Compared to the statistics available in the CTC line type for dichotomous categorical forecasts, fewer verification statistics can be applied to a multicategorical contingency table, since most of the  contingency table verification statistics require a simplified 2x2 contingency table. The columns that are available in the MCTS line type are listed in the MET User’s Guide guidance for the MCTS line type. After the declaration of the line type (MCTS), the familiar TOTAL or n column, and the number of bins created from the thresholds provided, we find Accuracy, HK, HSS, the Gerrity Skill Score, and HSS_EC, all with their appropriate lower and upper confidence intervals and the bootstrap confidence intervals. Accuracy has an additional two columns that give the normal confidence limits in addition to the bootstrap confidence limits. Note that because the bootstrap library’s n_rep variable was kept at its default value of 0, bootstrap methods were not used and appear as NA in the stat file. While all of these statistics could be obtained from the MCTC line type values with additional post-processing, the simplicity of having all of them already calculated and ready for additional group statistics or to advise forecast adjustments is one of the many advantages of using the METplus system.

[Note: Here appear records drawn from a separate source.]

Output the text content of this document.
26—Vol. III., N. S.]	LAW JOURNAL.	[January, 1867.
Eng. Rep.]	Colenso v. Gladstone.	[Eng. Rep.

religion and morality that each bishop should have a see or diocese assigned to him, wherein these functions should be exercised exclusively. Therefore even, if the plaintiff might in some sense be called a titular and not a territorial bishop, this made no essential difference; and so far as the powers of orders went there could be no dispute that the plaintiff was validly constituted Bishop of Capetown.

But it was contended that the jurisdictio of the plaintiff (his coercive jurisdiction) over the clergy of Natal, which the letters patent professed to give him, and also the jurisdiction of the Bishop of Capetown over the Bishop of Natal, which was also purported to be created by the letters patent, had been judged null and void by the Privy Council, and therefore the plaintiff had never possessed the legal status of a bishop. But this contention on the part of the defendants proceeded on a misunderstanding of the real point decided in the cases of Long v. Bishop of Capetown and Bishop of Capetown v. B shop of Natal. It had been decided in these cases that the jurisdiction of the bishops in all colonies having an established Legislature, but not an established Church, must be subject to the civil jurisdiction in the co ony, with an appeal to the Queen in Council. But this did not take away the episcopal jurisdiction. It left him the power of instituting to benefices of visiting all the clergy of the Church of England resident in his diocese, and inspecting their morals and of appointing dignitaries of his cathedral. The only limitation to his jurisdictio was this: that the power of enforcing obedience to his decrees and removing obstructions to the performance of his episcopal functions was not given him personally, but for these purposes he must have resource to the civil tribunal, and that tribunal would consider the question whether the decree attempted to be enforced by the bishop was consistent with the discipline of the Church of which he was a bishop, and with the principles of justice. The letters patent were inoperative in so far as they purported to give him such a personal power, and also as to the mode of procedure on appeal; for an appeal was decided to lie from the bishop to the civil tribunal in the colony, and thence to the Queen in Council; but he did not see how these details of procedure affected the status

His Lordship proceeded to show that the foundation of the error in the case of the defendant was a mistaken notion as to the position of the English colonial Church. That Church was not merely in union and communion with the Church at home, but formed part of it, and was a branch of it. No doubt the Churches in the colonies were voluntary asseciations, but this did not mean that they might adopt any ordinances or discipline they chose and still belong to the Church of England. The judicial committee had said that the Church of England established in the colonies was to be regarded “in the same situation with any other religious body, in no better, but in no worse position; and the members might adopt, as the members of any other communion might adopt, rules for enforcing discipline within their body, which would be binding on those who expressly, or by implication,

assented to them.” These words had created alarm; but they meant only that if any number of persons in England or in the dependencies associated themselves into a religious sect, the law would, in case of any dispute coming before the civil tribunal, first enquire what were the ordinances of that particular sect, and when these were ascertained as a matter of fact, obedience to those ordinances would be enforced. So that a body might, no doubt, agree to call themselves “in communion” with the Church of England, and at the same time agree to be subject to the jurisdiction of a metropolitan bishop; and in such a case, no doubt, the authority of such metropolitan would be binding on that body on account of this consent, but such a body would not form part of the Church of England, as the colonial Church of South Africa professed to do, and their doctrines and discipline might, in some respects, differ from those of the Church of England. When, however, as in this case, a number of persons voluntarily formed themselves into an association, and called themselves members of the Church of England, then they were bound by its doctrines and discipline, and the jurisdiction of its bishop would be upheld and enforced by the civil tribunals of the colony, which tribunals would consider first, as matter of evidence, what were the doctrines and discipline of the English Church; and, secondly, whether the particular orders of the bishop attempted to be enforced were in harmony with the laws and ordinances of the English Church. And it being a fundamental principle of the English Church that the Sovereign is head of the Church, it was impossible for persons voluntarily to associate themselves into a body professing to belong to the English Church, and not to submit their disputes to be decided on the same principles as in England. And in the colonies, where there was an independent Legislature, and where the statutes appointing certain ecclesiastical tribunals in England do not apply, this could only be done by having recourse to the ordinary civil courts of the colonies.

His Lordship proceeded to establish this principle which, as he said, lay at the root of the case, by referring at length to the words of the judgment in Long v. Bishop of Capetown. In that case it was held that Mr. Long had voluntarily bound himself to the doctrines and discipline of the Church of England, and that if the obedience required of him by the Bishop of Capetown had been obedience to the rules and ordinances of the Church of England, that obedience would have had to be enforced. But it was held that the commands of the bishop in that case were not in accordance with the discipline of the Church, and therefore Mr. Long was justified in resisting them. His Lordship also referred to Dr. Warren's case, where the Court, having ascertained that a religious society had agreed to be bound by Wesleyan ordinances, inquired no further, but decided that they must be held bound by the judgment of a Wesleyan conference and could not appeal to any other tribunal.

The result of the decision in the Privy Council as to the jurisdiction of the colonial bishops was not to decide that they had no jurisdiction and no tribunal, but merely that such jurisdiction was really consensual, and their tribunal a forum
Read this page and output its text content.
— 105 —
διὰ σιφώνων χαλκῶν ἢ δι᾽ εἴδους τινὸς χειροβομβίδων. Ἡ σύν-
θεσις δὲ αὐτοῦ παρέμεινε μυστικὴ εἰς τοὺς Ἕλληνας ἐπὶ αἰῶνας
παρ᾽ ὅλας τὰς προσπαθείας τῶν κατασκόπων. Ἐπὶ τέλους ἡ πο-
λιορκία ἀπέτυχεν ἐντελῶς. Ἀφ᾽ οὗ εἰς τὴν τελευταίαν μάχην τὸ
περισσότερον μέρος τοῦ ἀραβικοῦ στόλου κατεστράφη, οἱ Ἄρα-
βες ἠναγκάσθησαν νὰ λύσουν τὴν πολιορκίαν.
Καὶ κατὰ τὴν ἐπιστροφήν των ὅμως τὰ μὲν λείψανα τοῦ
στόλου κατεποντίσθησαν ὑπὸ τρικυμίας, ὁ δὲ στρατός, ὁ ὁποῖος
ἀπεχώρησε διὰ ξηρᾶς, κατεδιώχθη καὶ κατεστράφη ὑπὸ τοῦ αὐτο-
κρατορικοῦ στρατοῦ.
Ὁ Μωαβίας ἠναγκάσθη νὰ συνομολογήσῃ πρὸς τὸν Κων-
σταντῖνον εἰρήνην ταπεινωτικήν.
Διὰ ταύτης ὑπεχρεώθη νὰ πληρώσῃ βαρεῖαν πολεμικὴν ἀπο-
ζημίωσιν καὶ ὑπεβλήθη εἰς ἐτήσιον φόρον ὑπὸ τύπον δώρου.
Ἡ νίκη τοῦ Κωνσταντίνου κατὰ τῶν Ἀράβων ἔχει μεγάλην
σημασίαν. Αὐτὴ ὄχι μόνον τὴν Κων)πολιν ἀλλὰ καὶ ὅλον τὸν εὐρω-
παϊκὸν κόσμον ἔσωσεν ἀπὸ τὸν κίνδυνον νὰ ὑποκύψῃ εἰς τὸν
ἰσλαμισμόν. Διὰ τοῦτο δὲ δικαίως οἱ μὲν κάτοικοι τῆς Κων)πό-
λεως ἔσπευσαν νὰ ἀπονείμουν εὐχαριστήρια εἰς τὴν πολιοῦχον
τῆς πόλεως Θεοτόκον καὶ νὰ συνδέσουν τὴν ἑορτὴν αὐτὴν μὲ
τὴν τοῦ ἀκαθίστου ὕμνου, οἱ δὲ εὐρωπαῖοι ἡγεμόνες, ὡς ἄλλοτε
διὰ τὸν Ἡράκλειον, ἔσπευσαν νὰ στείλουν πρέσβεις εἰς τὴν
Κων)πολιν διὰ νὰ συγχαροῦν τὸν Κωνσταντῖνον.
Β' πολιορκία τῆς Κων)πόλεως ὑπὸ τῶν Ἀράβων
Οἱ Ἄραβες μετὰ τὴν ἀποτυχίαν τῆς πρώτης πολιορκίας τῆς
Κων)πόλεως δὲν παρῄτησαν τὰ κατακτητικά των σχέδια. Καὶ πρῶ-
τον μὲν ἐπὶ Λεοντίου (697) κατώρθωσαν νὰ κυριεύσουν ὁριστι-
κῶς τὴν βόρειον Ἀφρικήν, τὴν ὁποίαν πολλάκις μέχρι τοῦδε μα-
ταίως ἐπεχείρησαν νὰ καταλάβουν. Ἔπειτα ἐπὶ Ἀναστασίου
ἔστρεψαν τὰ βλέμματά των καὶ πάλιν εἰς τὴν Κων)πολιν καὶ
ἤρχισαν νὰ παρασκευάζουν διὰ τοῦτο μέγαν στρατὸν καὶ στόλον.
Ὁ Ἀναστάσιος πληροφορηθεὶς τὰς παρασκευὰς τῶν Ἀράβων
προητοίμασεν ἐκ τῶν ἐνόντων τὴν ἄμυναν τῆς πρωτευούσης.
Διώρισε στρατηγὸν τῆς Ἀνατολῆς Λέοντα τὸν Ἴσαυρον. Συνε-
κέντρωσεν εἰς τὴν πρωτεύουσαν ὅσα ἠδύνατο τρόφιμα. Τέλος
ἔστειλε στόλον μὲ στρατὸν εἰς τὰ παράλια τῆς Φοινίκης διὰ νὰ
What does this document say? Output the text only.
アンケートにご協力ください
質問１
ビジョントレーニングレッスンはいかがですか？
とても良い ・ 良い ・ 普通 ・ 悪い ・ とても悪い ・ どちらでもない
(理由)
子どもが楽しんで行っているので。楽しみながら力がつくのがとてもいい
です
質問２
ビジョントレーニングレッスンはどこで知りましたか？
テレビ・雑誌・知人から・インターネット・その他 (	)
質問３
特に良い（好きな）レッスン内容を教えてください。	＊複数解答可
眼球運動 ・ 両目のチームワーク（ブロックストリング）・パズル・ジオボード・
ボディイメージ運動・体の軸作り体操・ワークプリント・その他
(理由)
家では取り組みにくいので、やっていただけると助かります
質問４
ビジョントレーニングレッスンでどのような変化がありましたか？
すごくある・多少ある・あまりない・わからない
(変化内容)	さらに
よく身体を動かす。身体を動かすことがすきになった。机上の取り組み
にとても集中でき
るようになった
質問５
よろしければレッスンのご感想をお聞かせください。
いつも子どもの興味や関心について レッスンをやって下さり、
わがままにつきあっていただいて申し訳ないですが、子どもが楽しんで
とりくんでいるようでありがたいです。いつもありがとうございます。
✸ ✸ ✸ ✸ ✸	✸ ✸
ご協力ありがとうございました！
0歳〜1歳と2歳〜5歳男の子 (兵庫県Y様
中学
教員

METplus Wrapper Example of Multicategorical Forecast Verification

To achieve the same success as the previous example but utilizing METplus wrappers instead of MET, very few adjustments would need to be made. Starting with the standard PointStat configuration file, we would need to set the _VAR1 settings appropriately:

BOTH_VAR1_NAME = WIND
BOTH_VAR1_LEVELS = Z10
BOTH_VAR1_THRESH = ge13.9, ge17.2, ge24.5, ge32.7

Note how the BOTH option is utilized here (as opposed to individual FCST_ and OBS_ settings) since the forecast and observation datasets utilize the same name and level information. Because the loop/timing information is controlled inside the configuration file for METplus wrappers (as opposed to MET’s non-looping option), that information must also be set accordingly:

LOOP_BY = INIT
INIT_TIME_FMT = %Y%m%d%H
INIT_BEG=2023080700
INIT_END=2023080700
INIT_INCREMENT = 12H

LEAD_SEQ = 12

Finally, the desired line types need to be selected for output. In the wrappers, that looks like this:

GRID_STAT_OUTPUT_FLAG_MCTC = STAT
GRID_STAT_OUTPUT_FLAG_MCTS = STAT

With a proper setting of the input and output directories, file templates, and a successful run of METplus, the same .stat output file that was created in the MET example would be produced here, complete with MCTC and MCTS line type rows.